Her work as mayor has clearly won her a number of fans.

“Watching Mary Broh has led me to have faith that things can get done in Liberia,” said Hesta Baker Pearson, chief executive of Baker Pearson Communications, a publishing company in Monrovia. “City Hall itself has been transformed. She gets in the streets herself and helps to do the cleaning. She has managed to do some things that many people thought were impossible. If Liberia had 20 more Mary Brohs, the country would be massively transformed in about one year’s time.”

Sometimes, her methods display an utter lack of subtlety. On one occasion, with bulldozer in tow, Ms. Broh took to the streets of Monrovia,

demolishing illegally built structures, saying they were a haven for criminals and prostitutes.

Ms. Broh, came to government work in Liberia almost by chance. She left the country decades ago and lived in New York City for more than 30 years, working as a collections manager for a Manhattan garment manufacturing company and, later, as shipping and logistics manager for Marvel, the toy company. All the while, she had followed the career of Ellen Johnson Sirleaf, she said, and met the future president on a chance encounter on an intersection near the United Nations.
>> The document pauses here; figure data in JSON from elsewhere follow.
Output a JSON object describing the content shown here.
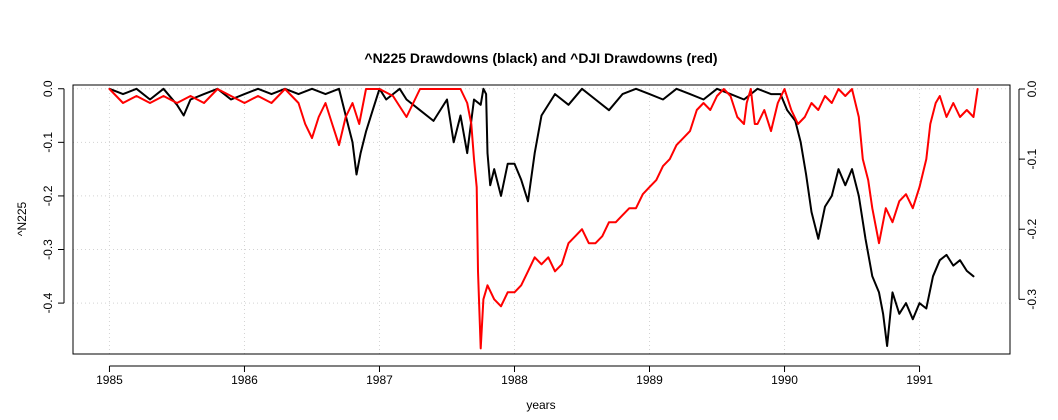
{
  "chart_data": {
    "type": "line",
    "title": "^N225 Drawdowns (black) and ^DJI Drawdowns (red)",
    "xlabel": "years",
    "ylabel": "^N225",
    "xlim": [
      1984.73,
      1991.67
    ],
    "x_ticks": [
      1985,
      1986,
      1987,
      1988,
      1989,
      1990,
      1991
    ],
    "x_tick_labels": [
      "1985",
      "1986",
      "1987",
      "1988",
      "1989",
      "1990",
      "1991"
    ],
    "y_left": {
      "ylim": [
        -0.495,
        0.007
      ],
      "ticks": [
        0.0,
        -0.1,
        -0.2,
        -0.3,
        -0.4
      ],
      "tick_labels": [
        "0.0",
        "-0.1",
        "-0.2",
        "-0.3",
        "-0.4"
      ]
    },
    "y_right": {
      "ylim": [
        -0.378,
        0.0057
      ],
      "ticks": [
        0.0,
        -0.1,
        -0.2,
        -0.3
      ],
      "tick_labels": [
        "0.0",
        "-0.1",
        "-0.2",
        "-0.3"
      ]
    },
    "grid": true,
    "series": [
      {
        "color": "#000000",
        "axis": "left",
        "x": [
          1985.0,
          1985.1,
          1985.2,
          1985.3,
          1985.4,
          1985.5,
          1985.55,
          1985.6,
          1985.7,
          1985.8,
          1985.9,
          1986.0,
          1986.1,
          1986.2,
          1986.3,
          1986.4,
          1986.5,
          1986.6,
          1986.7,
          1986.75,
          1986.8,
          1986.83,
          1986.86,
          1986.9,
          1986.95,
          1987.0,
          1987.05,
          1987.1,
          1987.15,
          1987.2,
          1987.3,
          1987.4,
          1987.5,
          1987.55,
          1987.6,
          1987.65,
          1987.7,
          1987.75,
          1987.77,
          1987.79,
          1987.8,
          1987.82,
          1987.85,
          1987.9,
          1987.95,
          1988.0,
          1988.05,
          1988.1,
          1988.15,
          1988.2,
          1988.3,
          1988.4,
          1988.5,
          1988.6,
          1988.7,
          1988.8,
          1988.9,
          1989.0,
          1989.1,
          1989.2,
          1989.3,
          1989.4,
          1989.5,
          1989.6,
          1989.7,
          1989.8,
          1989.9,
          1989.97,
          1990.02,
          1990.08,
          1990.12,
          1990.16,
          1990.2,
          1990.25,
          1990.3,
          1990.35,
          1990.4,
          1990.45,
          1990.5,
          1990.55,
          1990.6,
          1990.65,
          1990.7,
          1990.73,
          1990.76,
          1990.8,
          1990.85,
          1990.9,
          1990.95,
          1991.0,
          1991.05,
          1991.1,
          1991.15,
          1991.2,
          1991.25,
          1991.3,
          1991.35,
          1991.4
        ],
        "y": [
          0.0,
          -0.01,
          0.0,
          -0.02,
          0.0,
          -0.03,
          -0.05,
          -0.02,
          -0.01,
          0.0,
          -0.02,
          -0.01,
          0.0,
          -0.01,
          0.0,
          -0.01,
          0.0,
          -0.01,
          0.0,
          -0.05,
          -0.1,
          -0.16,
          -0.12,
          -0.08,
          -0.04,
          0.0,
          -0.02,
          -0.01,
          0.0,
          -0.02,
          -0.04,
          -0.06,
          -0.02,
          -0.1,
          -0.05,
          -0.12,
          -0.02,
          -0.03,
          0.0,
          -0.01,
          -0.12,
          -0.18,
          -0.15,
          -0.2,
          -0.14,
          -0.14,
          -0.17,
          -0.21,
          -0.12,
          -0.05,
          -0.01,
          -0.03,
          0.0,
          -0.02,
          -0.04,
          -0.01,
          0.0,
          -0.01,
          -0.02,
          0.0,
          -0.01,
          -0.02,
          0.0,
          -0.01,
          -0.02,
          0.0,
          -0.01,
          -0.01,
          -0.04,
          -0.06,
          -0.1,
          -0.16,
          -0.23,
          -0.28,
          -0.22,
          -0.2,
          -0.15,
          -0.18,
          -0.15,
          -0.2,
          -0.28,
          -0.35,
          -0.38,
          -0.42,
          -0.48,
          -0.38,
          -0.42,
          -0.4,
          -0.43,
          -0.4,
          -0.41,
          -0.35,
          -0.32,
          -0.31,
          -0.33,
          -0.32,
          -0.34,
          -0.35
        ]
      },
      {
        "color": "#ff0000",
        "axis": "right",
        "x": [
          1985.0,
          1985.1,
          1985.2,
          1985.3,
          1985.4,
          1985.5,
          1985.6,
          1985.7,
          1985.8,
          1985.9,
          1986.0,
          1986.1,
          1986.2,
          1986.3,
          1986.4,
          1986.45,
          1986.5,
          1986.55,
          1986.6,
          1986.65,
          1986.7,
          1986.75,
          1986.8,
          1986.85,
          1986.9,
          1987.0,
          1987.1,
          1987.2,
          1987.3,
          1987.4,
          1987.5,
          1987.6,
          1987.65,
          1987.68,
          1987.7,
          1987.72,
          1987.73,
          1987.75,
          1987.77,
          1987.8,
          1987.85,
          1987.9,
          1987.95,
          1988.0,
          1988.05,
          1988.1,
          1988.15,
          1988.2,
          1988.25,
          1988.3,
          1988.35,
          1988.4,
          1988.45,
          1988.5,
          1988.55,
          1988.6,
          1988.65,
          1988.7,
          1988.75,
          1988.8,
          1988.85,
          1988.9,
          1988.95,
          1989.0,
          1989.05,
          1989.1,
          1989.15,
          1989.2,
          1989.25,
          1989.3,
          1989.35,
          1989.4,
          1989.45,
          1989.5,
          1989.55,
          1989.6,
          1989.65,
          1989.7,
          1989.72,
          1989.75,
          1989.78,
          1989.8,
          1989.85,
          1989.9,
          1989.95,
          1990.0,
          1990.05,
          1990.1,
          1990.15,
          1990.2,
          1990.25,
          1990.3,
          1990.35,
          1990.4,
          1990.45,
          1990.5,
          1990.55,
          1990.58,
          1990.62,
          1990.65,
          1990.7,
          1990.75,
          1990.8,
          1990.85,
          1990.9,
          1990.95,
          1991.0,
          1991.05,
          1991.08,
          1991.12,
          1991.15,
          1991.2,
          1991.25,
          1991.3,
          1991.35,
          1991.4,
          1991.43
        ],
        "y": [
          0.0,
          -0.02,
          -0.01,
          -0.02,
          -0.01,
          -0.02,
          -0.01,
          -0.02,
          0.0,
          -0.01,
          -0.02,
          -0.01,
          -0.02,
          0.0,
          -0.02,
          -0.05,
          -0.07,
          -0.04,
          -0.02,
          -0.05,
          -0.08,
          -0.04,
          -0.02,
          -0.05,
          0.0,
          0.0,
          -0.01,
          -0.04,
          0.0,
          0.0,
          0.0,
          0.0,
          -0.02,
          -0.05,
          -0.1,
          -0.14,
          -0.26,
          -0.37,
          -0.3,
          -0.28,
          -0.3,
          -0.31,
          -0.29,
          -0.29,
          -0.28,
          -0.26,
          -0.24,
          -0.25,
          -0.24,
          -0.26,
          -0.25,
          -0.22,
          -0.21,
          -0.2,
          -0.22,
          -0.22,
          -0.21,
          -0.19,
          -0.19,
          -0.18,
          -0.17,
          -0.17,
          -0.15,
          -0.14,
          -0.13,
          -0.11,
          -0.1,
          -0.08,
          -0.07,
          -0.06,
          -0.03,
          -0.02,
          -0.03,
          -0.01,
          0.0,
          -0.01,
          -0.04,
          -0.05,
          -0.02,
          0.0,
          -0.05,
          -0.05,
          -0.03,
          -0.06,
          -0.02,
          0.0,
          -0.03,
          -0.05,
          -0.04,
          -0.02,
          -0.03,
          -0.01,
          -0.02,
          0.0,
          -0.01,
          0.0,
          -0.04,
          -0.1,
          -0.13,
          -0.17,
          -0.22,
          -0.17,
          -0.19,
          -0.16,
          -0.15,
          -0.17,
          -0.14,
          -0.1,
          -0.05,
          -0.02,
          -0.01,
          -0.04,
          -0.02,
          -0.04,
          -0.03,
          -0.04,
          0.0
        ]
      }
    ]
  }
}
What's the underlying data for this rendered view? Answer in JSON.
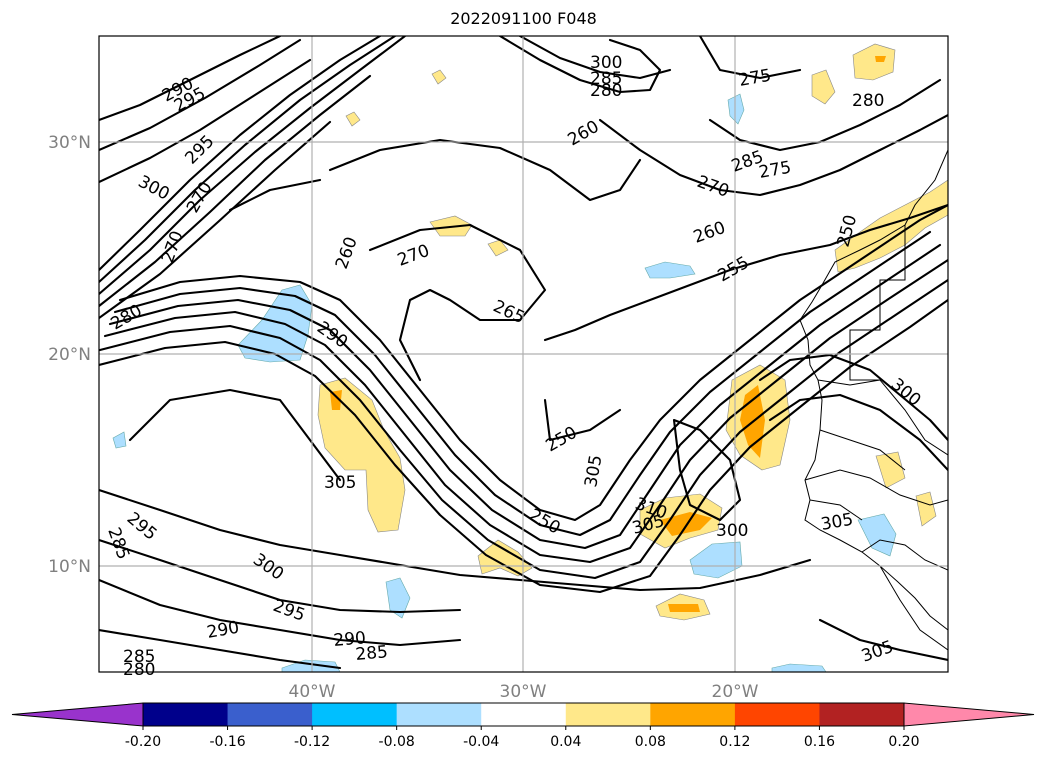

“She gave me her phone number and I started staying in touch with her,” Ms. Broh said. “I never abandoned her. I felt this lady was bound to be great. Every time she was in New York, and even when she was in exile in the Ivory Coast, I was in touch with her. We became friends.”

When Ellen Johnson Sirleaf was inaugurated as the first woman head of state in all of Africa in 2006, Ms. Broh came from New York for the event. “I had no intention to stay here,” she said. “And the president said that she wanted me to stay and work with her. I nearly fell over,” she said, referring to the woman commonly known as Liberia’s Iron Lady. “And when your friend, the president, asks you to come, you come.”

She came indeed, first serving as special projects coordinator for the president. She went on to become the director of the Passport Bureau and was lauded by the president for working to eliminate corruption and bribery. By 2008, she had become Deputy Director of Liberia’s Port Authority and a year later, the president selected to serve as Monrovia’s mayor.

She said, she has no particular career aspirations other than to assist Liberia thrive in the transition from the aching years of war.

“I just want to be part of nation building,” she said. “Even if the President tells me to leave the city and go to the hinterland to work, I’ll be happy to go, It’s all part of nation building in this post war period. I just want my name to be remembered 50 years from now and for people to say that I helped.”